Luis Sanzo
Kosovo, independencia y crisis
(El Correo, 14 de enero de 2009)
 
            Los acontecimientos posteriores a la declaración de independencia de Kosovo se han desarrollado por los caminos previsibles, en particular en lo que se refiere al bloqueo parcial de las instituciones internacionales y al recrudecimiento de algunos conflictos enquistados, sobre todo en India.

            Pero las consecuencias de la decisión de los Estados que han impulsado la secesión de Kosovo están siendo más profundas, llegando a alterar la dinámica de algunos procesos que parecían tener una proyección más favorable. La independencia kosovar no ha contribuido, por ejemplo, a un feliz desenlace de las negociaciones sobre Mindanao en Filipinas, ahora paralizadas por decisión de la Corte Suprema de aquel país. Por sus errores tácticos, con todo, el principal daño colateral de lo ocurrido en Kosovo lo ha sufrido el presidente de Georgia, Mikheil Saakashvili. Sus guerras de reintegración en Abjasia y Osetia del Sur han sido perdidas, puede que para siempre.

            La intervención rusa en Georgia no altera, sin embargo, la problemática surgida con la separación unilateral de Kosovo.
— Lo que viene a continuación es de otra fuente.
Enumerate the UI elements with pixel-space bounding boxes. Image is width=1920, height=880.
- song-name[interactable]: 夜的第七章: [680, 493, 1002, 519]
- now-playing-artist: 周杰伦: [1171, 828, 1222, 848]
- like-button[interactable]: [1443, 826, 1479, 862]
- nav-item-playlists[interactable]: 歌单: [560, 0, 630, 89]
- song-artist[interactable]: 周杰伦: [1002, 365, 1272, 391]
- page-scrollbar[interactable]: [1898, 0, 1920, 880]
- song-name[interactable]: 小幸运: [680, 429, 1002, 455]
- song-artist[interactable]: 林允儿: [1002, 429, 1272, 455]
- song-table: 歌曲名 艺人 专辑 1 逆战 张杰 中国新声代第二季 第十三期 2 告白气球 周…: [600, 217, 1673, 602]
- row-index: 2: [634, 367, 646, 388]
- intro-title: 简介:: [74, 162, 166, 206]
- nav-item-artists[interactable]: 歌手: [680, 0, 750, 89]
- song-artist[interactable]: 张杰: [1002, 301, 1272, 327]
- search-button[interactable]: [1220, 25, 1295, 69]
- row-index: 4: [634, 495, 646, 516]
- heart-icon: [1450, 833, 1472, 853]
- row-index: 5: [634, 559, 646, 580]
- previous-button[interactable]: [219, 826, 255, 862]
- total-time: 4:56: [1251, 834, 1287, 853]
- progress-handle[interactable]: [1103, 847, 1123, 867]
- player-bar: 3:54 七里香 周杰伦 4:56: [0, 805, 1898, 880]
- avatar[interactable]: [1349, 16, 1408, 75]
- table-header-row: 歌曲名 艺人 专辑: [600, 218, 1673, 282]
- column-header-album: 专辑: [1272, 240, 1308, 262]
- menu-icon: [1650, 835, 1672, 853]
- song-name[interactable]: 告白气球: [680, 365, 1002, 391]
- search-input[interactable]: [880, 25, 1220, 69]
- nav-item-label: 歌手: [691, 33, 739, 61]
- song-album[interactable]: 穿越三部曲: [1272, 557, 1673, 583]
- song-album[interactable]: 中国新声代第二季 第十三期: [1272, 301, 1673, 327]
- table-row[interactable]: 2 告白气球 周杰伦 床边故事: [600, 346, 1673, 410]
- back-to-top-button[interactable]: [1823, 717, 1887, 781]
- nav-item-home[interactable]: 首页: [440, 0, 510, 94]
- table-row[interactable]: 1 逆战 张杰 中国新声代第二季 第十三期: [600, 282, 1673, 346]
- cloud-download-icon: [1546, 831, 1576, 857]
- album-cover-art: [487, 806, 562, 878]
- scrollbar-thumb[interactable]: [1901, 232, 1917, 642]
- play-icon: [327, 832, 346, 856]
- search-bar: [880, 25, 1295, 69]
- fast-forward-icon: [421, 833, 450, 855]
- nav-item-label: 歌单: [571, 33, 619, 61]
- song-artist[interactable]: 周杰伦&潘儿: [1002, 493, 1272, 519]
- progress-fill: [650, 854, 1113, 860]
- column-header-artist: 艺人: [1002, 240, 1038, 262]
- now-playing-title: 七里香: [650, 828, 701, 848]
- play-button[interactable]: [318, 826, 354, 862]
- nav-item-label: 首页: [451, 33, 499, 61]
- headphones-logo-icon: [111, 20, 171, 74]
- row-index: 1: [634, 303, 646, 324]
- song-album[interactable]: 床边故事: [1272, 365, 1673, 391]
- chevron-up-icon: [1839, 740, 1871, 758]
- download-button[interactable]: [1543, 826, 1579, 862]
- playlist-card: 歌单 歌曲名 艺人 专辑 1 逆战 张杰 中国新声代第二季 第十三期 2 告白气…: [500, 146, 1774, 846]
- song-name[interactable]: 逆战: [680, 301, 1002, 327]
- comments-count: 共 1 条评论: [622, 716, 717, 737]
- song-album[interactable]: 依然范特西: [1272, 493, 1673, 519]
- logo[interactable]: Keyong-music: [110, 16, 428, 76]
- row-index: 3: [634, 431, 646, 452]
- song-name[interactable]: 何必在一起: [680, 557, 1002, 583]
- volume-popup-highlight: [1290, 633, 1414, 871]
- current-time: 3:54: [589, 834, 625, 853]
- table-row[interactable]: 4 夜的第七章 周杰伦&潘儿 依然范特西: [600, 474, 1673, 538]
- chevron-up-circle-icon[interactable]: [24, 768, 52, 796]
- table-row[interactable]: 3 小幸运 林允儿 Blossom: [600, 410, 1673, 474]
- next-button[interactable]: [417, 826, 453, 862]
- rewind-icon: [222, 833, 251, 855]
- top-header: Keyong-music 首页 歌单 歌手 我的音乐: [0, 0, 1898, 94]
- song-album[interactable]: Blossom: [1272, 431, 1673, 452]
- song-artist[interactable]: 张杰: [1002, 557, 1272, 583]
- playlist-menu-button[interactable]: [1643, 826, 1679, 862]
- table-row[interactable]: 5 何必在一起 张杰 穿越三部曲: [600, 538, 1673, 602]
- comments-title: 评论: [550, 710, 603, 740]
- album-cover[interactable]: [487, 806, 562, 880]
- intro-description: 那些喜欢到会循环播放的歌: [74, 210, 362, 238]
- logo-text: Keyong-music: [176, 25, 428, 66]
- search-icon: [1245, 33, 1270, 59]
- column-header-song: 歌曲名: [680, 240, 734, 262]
Al igual que Occidente en los Balcanes, Rusia apela en Georgia al caso 'sui géneris', vinculando el reconocimiento de la independencia de las nuevas repúblicas al recurso a la fuerza por parte de Saakashvili. Puesto que no parece tener intención alguna de aplicar el modelo a otros conflictos en los que tiene un papel determinante, como en la Transdniestria moldava, se mantiene así abierta la posibilidad de un acuerdo que evite profundizar en la crisis del sistema internacional.
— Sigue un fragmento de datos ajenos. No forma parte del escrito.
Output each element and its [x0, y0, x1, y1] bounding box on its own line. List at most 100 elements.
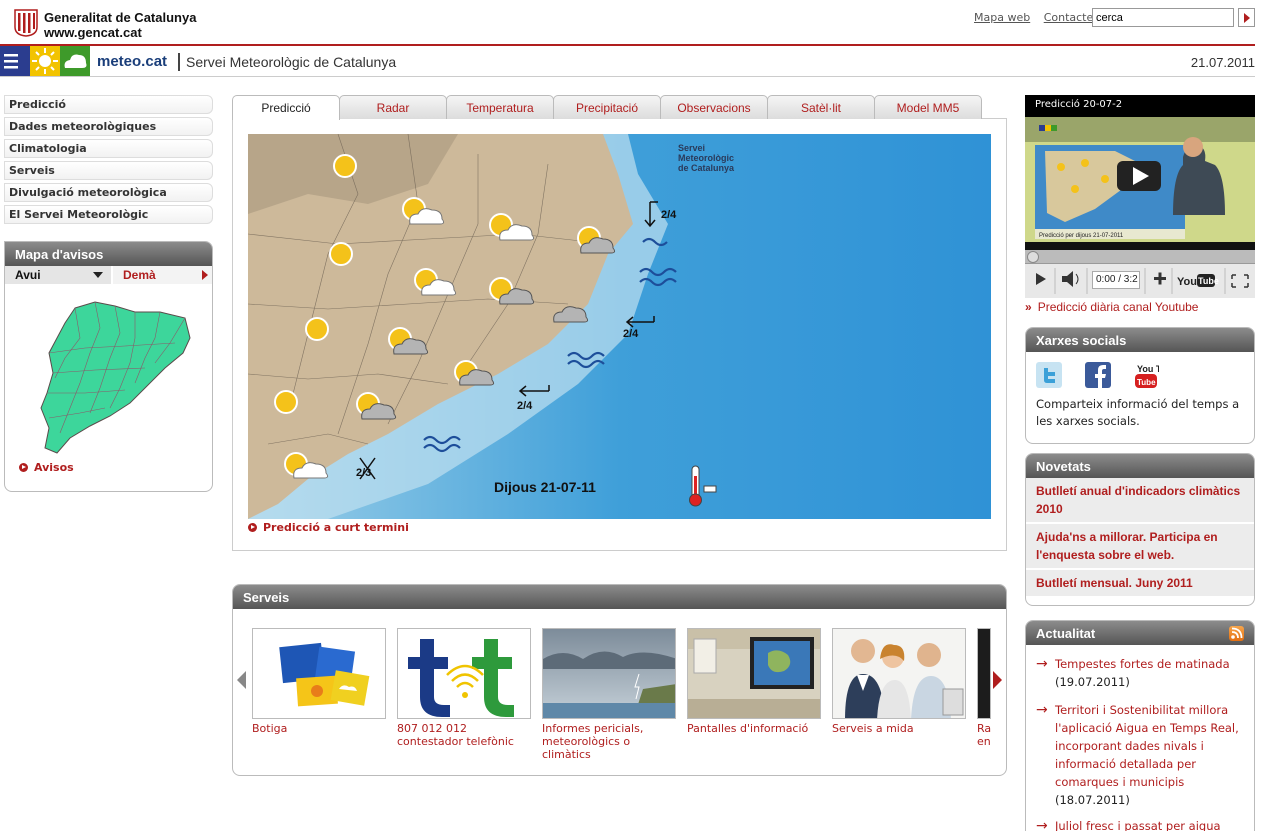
search-submit-button[interactable]	[1238, 8, 1255, 27]
news-entry[interactable]: Tempestes fortes de matinada (19.07.2011…	[1036, 655, 1251, 691]
nav-item-servei-meteorologic[interactable]: El Servei Meteorològic	[4, 205, 213, 224]
service-botiga[interactable]: Botiga	[252, 628, 386, 735]
gencat-logo-icon[interactable]	[14, 9, 38, 37]
service-label: 807 012 012 contestador telefònic	[397, 722, 514, 748]
contacte-link[interactable]: Contacte	[1044, 11, 1094, 24]
nav-item-dades-meteorologiques[interactable]: Dades meteorològiques	[4, 117, 213, 136]
nav-item-serveis[interactable]: Serveis	[4, 161, 213, 180]
progress-handle[interactable]	[1027, 251, 1039, 263]
meteo-title[interactable]: meteo.cat	[97, 53, 167, 70]
top-links: Mapa web Contacte	[974, 11, 1103, 24]
nav-item-prediccio[interactable]: Predicció	[4, 95, 213, 114]
forecast-day-label: Dijous 21-07-11	[494, 479, 596, 495]
short-term-forecast-label: Predicció a curt termini	[263, 521, 409, 534]
service-label: Pantalles d'informació	[687, 722, 809, 735]
svg-text:You: You	[1177, 276, 1197, 288]
youtube-channel-link[interactable]: » Predicció diària canal Youtube	[1025, 300, 1198, 314]
svg-text:Tube: Tube	[1137, 378, 1156, 387]
meteo-divider	[0, 76, 1255, 77]
fullscreen-icon[interactable]	[1231, 274, 1249, 288]
news-entry-title[interactable]: Juliol fresc i passat per aigua	[1036, 817, 1251, 831]
service-pantalles[interactable]: Pantalles d'informació	[687, 628, 821, 735]
video-progress-bar[interactable]	[1025, 250, 1255, 264]
avisos-link[interactable]: Avisos	[19, 461, 74, 474]
meteo-header: meteo.cat Servei Meteorològic de Catalun…	[0, 46, 1268, 78]
title-separator	[178, 53, 180, 71]
tab-satellit[interactable]: Satèl·lit	[767, 95, 875, 119]
tab-prediccio[interactable]: Predicció	[232, 95, 340, 120]
video-player[interactable]: Predicció 20-07-2 Predicció per dijous 2…	[1025, 95, 1255, 298]
carousel-prev-icon[interactable]	[237, 671, 246, 689]
cloud-logo-icon	[60, 46, 90, 76]
warnings-map-title: Mapa d'avisos	[5, 242, 212, 266]
forecast-map[interactable]: Servei Meteorològic de Catalunya 2/4 2/4…	[248, 134, 991, 519]
gencat-name-line2: www.gencat.cat	[44, 25, 142, 40]
forecast-tabs: Predicció Radar Temperatura Precipitació…	[232, 95, 992, 120]
service-partial[interactable]: Ra en	[977, 628, 991, 748]
plus-icon[interactable]	[1154, 272, 1166, 285]
news-entry-title[interactable]: Territori i Sostenibilitat millora l'apl…	[1036, 701, 1251, 791]
service-a-mida[interactable]: Serveis a mida	[832, 628, 966, 735]
tab-avui[interactable]: Avui	[5, 266, 111, 284]
gencat-name[interactable]: Generalitat de Catalunya www.gencat.cat	[44, 10, 196, 40]
nav-item-climatologia[interactable]: Climatologia	[4, 139, 213, 158]
tab-radar[interactable]: Radar	[339, 95, 447, 119]
video-title: Predicció 20-07-2	[1035, 99, 1123, 110]
video-overlay-text: Predicció per dijous 21-07-2011	[1039, 233, 1124, 239]
youtube-channel-label: Predicció diària canal Youtube	[1037, 300, 1199, 314]
current-news-title: Actualitat	[1026, 621, 1254, 645]
short-term-forecast-link[interactable]: Predicció a curt termini	[248, 521, 409, 534]
bullet-arrow-icon	[248, 523, 257, 532]
carousel-next-icon[interactable]	[993, 671, 1002, 689]
contestador-image	[397, 628, 531, 719]
news-item[interactable]: Ajuda'ns a millorar. Participa en l'enqu…	[1026, 524, 1254, 570]
wind-label: 2/3	[356, 467, 371, 479]
tab-model-mm5[interactable]: Model MM5	[874, 95, 982, 119]
left-navigation: Predicció Dades meteorològiques Climatol…	[4, 95, 213, 227]
youtube-icon-text: You Tube	[1137, 364, 1159, 374]
warnings-map-panel: Mapa d'avisos Avui Demà Avisos	[4, 241, 213, 492]
youtube-icon[interactable]: You Tube Tube	[1135, 362, 1177, 390]
news-entry[interactable]: Juliol fresc i passat per aigua	[1036, 817, 1251, 831]
nav-item-divulgacio[interactable]: Divulgació meteorològica	[4, 183, 213, 202]
service-informes[interactable]: Informes pericials, meteorològics o clim…	[542, 628, 676, 761]
mapa-web-link[interactable]: Mapa web	[974, 11, 1030, 24]
current-news-panel: Actualitat Tempestes fortes de matinada …	[1025, 620, 1255, 831]
twitter-icon[interactable]	[1036, 362, 1062, 388]
service-label: Botiga	[252, 722, 288, 735]
service-label: Ra en	[977, 722, 991, 748]
tab-temperatura[interactable]: Temperatura	[446, 95, 554, 119]
video-control-buttons: You Tube	[1036, 268, 1249, 294]
tab-dema[interactable]: Demà	[113, 266, 212, 284]
service-contestador[interactable]: 807 012 012 contestador telefònic	[397, 628, 531, 748]
video-frame[interactable]: Predicció per dijous 21-07-2011	[1025, 117, 1255, 250]
facebook-icon[interactable]	[1085, 362, 1111, 388]
warnings-day-tabs: Avui Demà	[5, 266, 212, 284]
news-item[interactable]: Butlletí mensual. Juny 2011	[1026, 570, 1254, 598]
avisos-link-label: Avisos	[34, 461, 74, 474]
social-networks-text: Comparteix informació del temps a les xa…	[1036, 397, 1240, 428]
wind-label: 2/4	[623, 328, 639, 340]
services-title: Serveis	[233, 585, 1006, 609]
news-title: Novetats	[1026, 454, 1254, 478]
partial-service-image	[977, 628, 991, 719]
video-controls: You Tube 0:00 / 3:2	[1025, 250, 1255, 298]
volume-icon[interactable]	[1062, 271, 1079, 287]
map-logo-line1: Servei	[678, 143, 705, 153]
news-entry[interactable]: Territori i Sostenibilitat millora l'apl…	[1036, 701, 1251, 809]
youtube-logo-icon[interactable]: You Tube	[1177, 274, 1219, 288]
warnings-catalonia-map[interactable]	[35, 298, 195, 458]
rss-icon[interactable]	[1229, 626, 1244, 641]
play-icon[interactable]	[1036, 273, 1046, 285]
news-item[interactable]: Butlletí anual d'indicadors climàtics 20…	[1026, 478, 1254, 524]
meteo-logo[interactable]	[0, 46, 90, 76]
service-label: Informes pericials, meteorològics o clim…	[542, 722, 644, 761]
informes-image	[542, 628, 676, 719]
sun-logo-icon	[30, 46, 60, 76]
search-input[interactable]	[1092, 8, 1234, 27]
news-entry-title[interactable]: Tempestes fortes de matinada	[1036, 655, 1251, 673]
service-label: Serveis a mida	[832, 722, 914, 735]
tab-observacions[interactable]: Observacions	[660, 95, 768, 119]
tab-precipitacio[interactable]: Precipitació	[553, 95, 661, 119]
double-chevron-icon: »	[1025, 300, 1032, 314]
            Serbia está contribuyendo positivamente en este punto. En su contencioso sobre Kosovo, el nuevo gobierno ha renunciado a una fuerza de la que nada bueno podría esperar, optando por los medios diplomáticos y el recurso al Derecho internacional. De ahí la importancia de la decisión que adopte la Corte Internacional de Justicia, a petición de la Asamblea General de la ONU y de la propia Serbia, respecto de la legalidad de la declaración de independencia formulada por las instituciones provisionales de autogobierno en Kosovo. Aunque su dictamen no será vinculante, la posición que defienda la Corte resultará fundamental para delimitar el futuro marco jurídico de la secesión. A diferencia de la opinión del Tribunal Supremo de Canadá sobre Quebec, la nueva posición procederá de un tribunal competente para posicionarse en el ámbito del derecho internacional.
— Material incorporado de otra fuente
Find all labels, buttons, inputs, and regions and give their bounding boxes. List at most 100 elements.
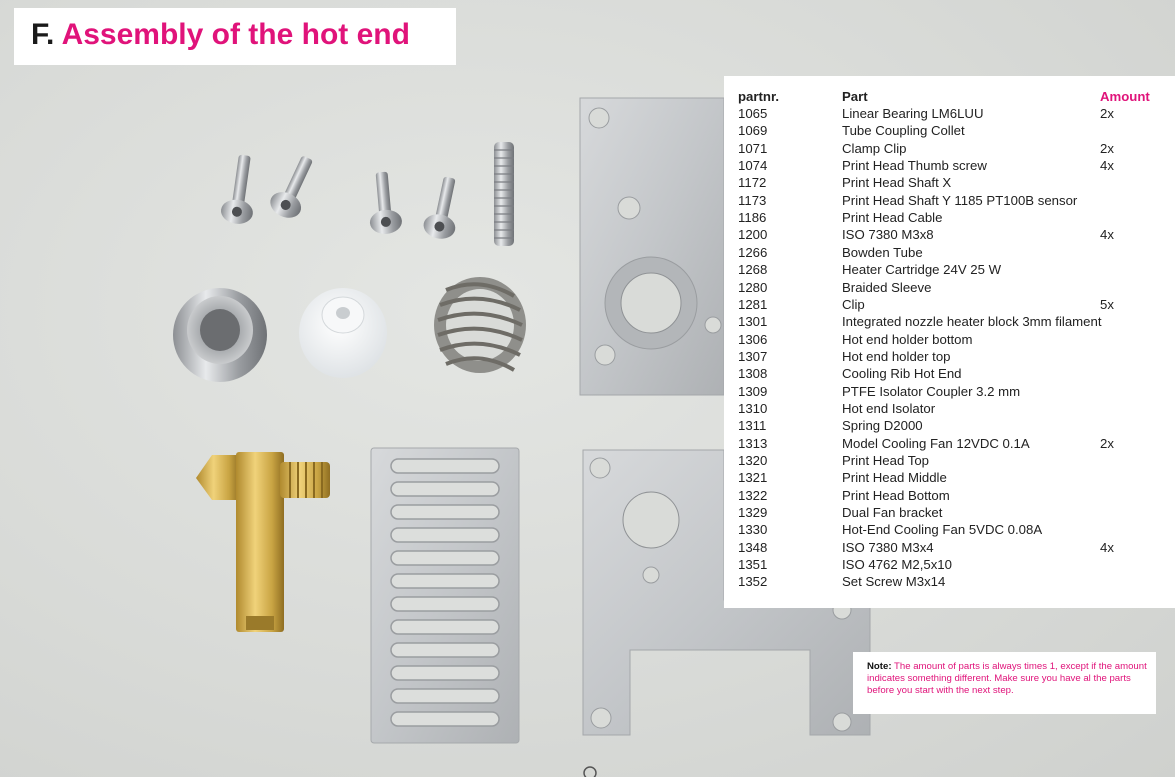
screw-1	[221, 154, 253, 224]
part-name: Tube Coupling Collet	[842, 123, 965, 139]
table-row: 1306 Hot end holder bottom	[738, 331, 1168, 348]
table-row: 1065 Linear Bearing LM6LUU 2x	[738, 105, 1168, 122]
part-amount: 2x	[1100, 106, 1114, 121]
part-name: Print Head Thumb screw	[842, 158, 987, 174]
part-name: Hot end Isolator	[842, 400, 936, 416]
table-row: 1308 Cooling Rib Hot End	[738, 365, 1168, 382]
table-row: 1320 Print Head Top	[738, 452, 1168, 469]
part-name: Spring D2000	[842, 418, 923, 434]
part-number: 1329	[738, 505, 768, 521]
part-number: 1352	[738, 574, 768, 590]
part-name: Print Head Shaft Y 1185 PT100B sensor	[842, 192, 1078, 208]
part-number: 1308	[738, 366, 768, 382]
title-box: F. Assembly of the hot end	[14, 8, 456, 65]
table-row: 1351 ISO 4762 M2,5x10	[738, 556, 1168, 573]
table-row: 1322 Print Head Bottom	[738, 487, 1168, 504]
part-name: ISO 7380 M3x4	[842, 539, 934, 555]
part-name: Hot end holder bottom	[842, 331, 973, 347]
screw-3	[369, 171, 402, 234]
part-name: Cooling Rib Hot End	[842, 366, 962, 382]
table-row: 1301 Integrated nozzle heater block 3mm f…	[738, 313, 1168, 330]
part-number: 1348	[738, 539, 768, 555]
part-number: 1069	[738, 123, 768, 139]
table-row: 1069 Tube Coupling Collet	[738, 122, 1168, 139]
table-row: 1329 Dual Fan bracket	[738, 504, 1168, 521]
parts-table: partnr. Part Amount 1065 Linear Bearing L…	[724, 76, 1175, 608]
part-name: Print Head Cable	[842, 210, 943, 226]
table-row: 1172 Print Head Shaft X	[738, 174, 1168, 191]
part-number: 1311	[738, 418, 767, 434]
note-box: Note: The amount of parts is always time…	[853, 652, 1156, 714]
set-screw	[494, 142, 514, 246]
part-name: Hot end holder top	[842, 348, 951, 364]
title-text: Assembly of the hot end	[61, 18, 410, 51]
part-name: Print Head Middle	[842, 470, 947, 486]
part-amount: 2x	[1100, 435, 1114, 451]
part-amount: 5x	[1100, 296, 1114, 312]
table-row: 1352 Set Screw M3x14	[738, 573, 1168, 590]
note-body: The amount of parts is always times 1, e…	[867, 661, 1147, 696]
table-row: 1330 Hot-End Cooling Fan 5VDC 0.08A	[738, 521, 1168, 538]
cooling-rib	[370, 447, 520, 744]
note-text: Note: The amount of parts is always time…	[867, 661, 1153, 697]
table-row: 1348 ISO 7380 M3x4 4x	[738, 539, 1168, 556]
part-amount: 4x	[1100, 539, 1114, 555]
part-name: ISO 7380 M3x8	[842, 227, 934, 243]
part-name: Clamp Clip	[842, 140, 907, 156]
part-name: ISO 4762 M2,5x10	[842, 557, 952, 573]
table-row: 1281 Clip 5x	[738, 296, 1168, 313]
part-name: Print Head Bottom	[842, 487, 950, 503]
part-name: Print Head Top	[842, 453, 929, 468]
part-number: 1301	[738, 314, 768, 330]
part-name: Braided Sleeve	[842, 279, 932, 295]
table-row: 1071 Clamp Clip 2x	[738, 140, 1168, 157]
table-row: 1307 Hot end holder top	[738, 348, 1168, 365]
part-number: 1071	[738, 140, 768, 156]
hot-end-holder-top	[579, 97, 725, 396]
part-number: 1310	[738, 400, 768, 416]
part-number: 1322	[738, 487, 768, 503]
table-row: 1313 Model Cooling Fan 12VDC 0.1A 2x	[738, 435, 1168, 452]
part-name: Hot-End Cooling Fan 5VDC 0.08A	[842, 522, 1043, 538]
footer-glyph	[583, 766, 597, 777]
part-name: Model Cooling Fan 12VDC 0.1A	[842, 435, 1030, 451]
part-number: 1173	[738, 192, 767, 208]
part-number: 1074	[738, 158, 768, 174]
page-title: F. Assembly of the hot end	[31, 18, 410, 52]
table-row: 1268 Heater Cartridge 24V 25 W	[738, 261, 1168, 278]
table-row: 1321 Print Head Middle	[738, 469, 1168, 486]
part-number: 1200	[738, 227, 768, 243]
part-number: 1351	[738, 557, 768, 573]
spring	[434, 277, 526, 373]
part-number: 1281	[738, 296, 768, 312]
screw-2	[270, 156, 313, 218]
table-row: 1186 Print Head Cable	[738, 209, 1168, 226]
table-row: 1310 Hot end Isolator	[738, 400, 1168, 417]
part-name: Clip	[842, 296, 865, 312]
ptfe-isolator	[299, 288, 387, 378]
part-number: 1065	[738, 106, 768, 121]
part-name: Heater Cartridge 24V 25 W	[842, 262, 1002, 278]
header-amount: Amount	[1100, 89, 1150, 104]
part-number: 1330	[738, 522, 768, 538]
note-label: Note:	[867, 661, 892, 672]
tube-coupler	[173, 288, 267, 382]
part-number: 1306	[738, 331, 768, 347]
table-row: 1266 Bowden Tube	[738, 244, 1168, 261]
part-number: 1186	[738, 210, 767, 226]
part-name: PTFE Isolator Coupler 3.2 mm	[842, 383, 1021, 399]
header-partnr: partnr.	[738, 89, 780, 104]
part-name: Dual Fan bracket	[842, 505, 943, 521]
part-number: 1268	[738, 262, 768, 278]
part-number: 1280	[738, 279, 768, 295]
part-number: 1172	[738, 175, 767, 191]
parts-table-header: partnr. Part Amount	[738, 88, 1168, 105]
part-name: Bowden Tube	[842, 244, 923, 260]
part-amount: 4x	[1100, 158, 1114, 174]
part-name: Print Head Shaft X	[842, 175, 952, 191]
part-amount: 2x	[1100, 140, 1114, 156]
table-row: 1173 Print Head Shaft Y 1185 PT100B senso…	[738, 192, 1168, 209]
part-number: 1313	[738, 435, 768, 451]
table-row: 1200 ISO 7380 M3x8 4x	[738, 226, 1168, 243]
header-part: Part	[842, 89, 868, 104]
            La victoria serbia en la ONU no es, en cualquier caso, sino la más simbólica de las derrotas de los defensores de la secesión unilateral en Kosovo. Las instituciones y misiones previstas en el Plan Ahtisaari se enfrentan a serias dificultades. La Oficina Civil Internacional se ha convertido en la práctica en una institución paralela. En cuanto a EULEX, la misión europea contemplada para supervisar la independencia en la dimensión legal y policial, deberá mantener en su despliegue una política de neutralidad respecto al estatus futuro de Kosovo, tal y como han acordado Serbia y el secretario general de la ONU, Ban Ki-Moon.

            Con todo, el mayor revés para el plan diseñado por Ahtisaari es la consolidación de la partición de facto del territorio. El bloqueo de la descentralización prevista para los enclaves serbios en Kosovo es una de sus consecuencias, poniendo de manifiesto que esta propuesta no es sino una contrapartida por la integración efectiva del conjunto del territorio kosovar. Sin base legal para imponer su objetivo por la fuerza, los estrategas del acceso de Kosovo a la independencia proponen ahora pactar el proceso con Serbia, prometiendo a este Estado que su colaboración en la puesta en marcha de la autonomía municipal no supondría una aceptación 'de jure' de la nueva soberanía.

            Los promotores de la independencia siguen negándose sin embargo a analizar el fundamento último de sus reveses, la falta de justicia en el diseño del Plan Ahtisaari. La responsabilidad de proteger puede sin duda justificar una intervención exterior contra las autoridades de un Estado que desatiende los derechos básicos de sus ciudadanos. Pero ni esa intervención puede desarrollarse en contra de las instituciones internacionales ni puede servir para imponer a un Estado democrático, o alguno de los pueblos constituyentes, un orden constitucional que no desea. Mucho menos aún puede amparar la vulneración de los derechos humanos por parte de la nueva mayoría.

            Pero eso, precisamente, es lo que ocurrió a partir de junio de 1999 en Kosovo. Después de la victoria aliada y la salida de las tropas serbias, alrededor de un millar de miembros de las minorías no albanesas fueron asesinados sin juicio legal previo, muchos de ellos tras ser previamente secuestrados y retenidos en campos de detención ilegales. Al considerar los rasgos de las víctimas, en ciudades como Prizren, destaca un perfil no precisamente criminal: muchas personas de edad avanzada, sin vínculos directos con el aparato del Estado y pertenecientes a los grupos que se negaron a abandonar sus casas tras la llegada de las fuerzas del Ejército de Liberación de Kosovo.

            Un plan que no considere estos y otros hechos, como la limpieza étnica de serbios y romanís en las zonas de mayoría albanesa, nunca podrá considerarse justo. Las declaraciones de Albert Rohan, apoyando el rechazo de Pristina a los seis puntos acordados entre la ONU y Serbia para conseguir el apoyo de este Estado al despliegue de EULEX, no son sino una muestra más de la apenas disimulada parcialidad del equipo que diseñó el Plan Ahtisaari.

            En un contexto en el que sectores radicales encuentran inspiración en el modelo kosovar para tratar de alterar equilibrios inestables, por ejemplo en Cachemira, no es una mala noticia que la mayoría de los Estados miembros de la ONU siga resistiéndose a apoyar la acción unilateral de las autoridades de Pristina. Una Serbia democrática debería ser parte de un acuerdo internacional sobre el futuro político de Kosovo.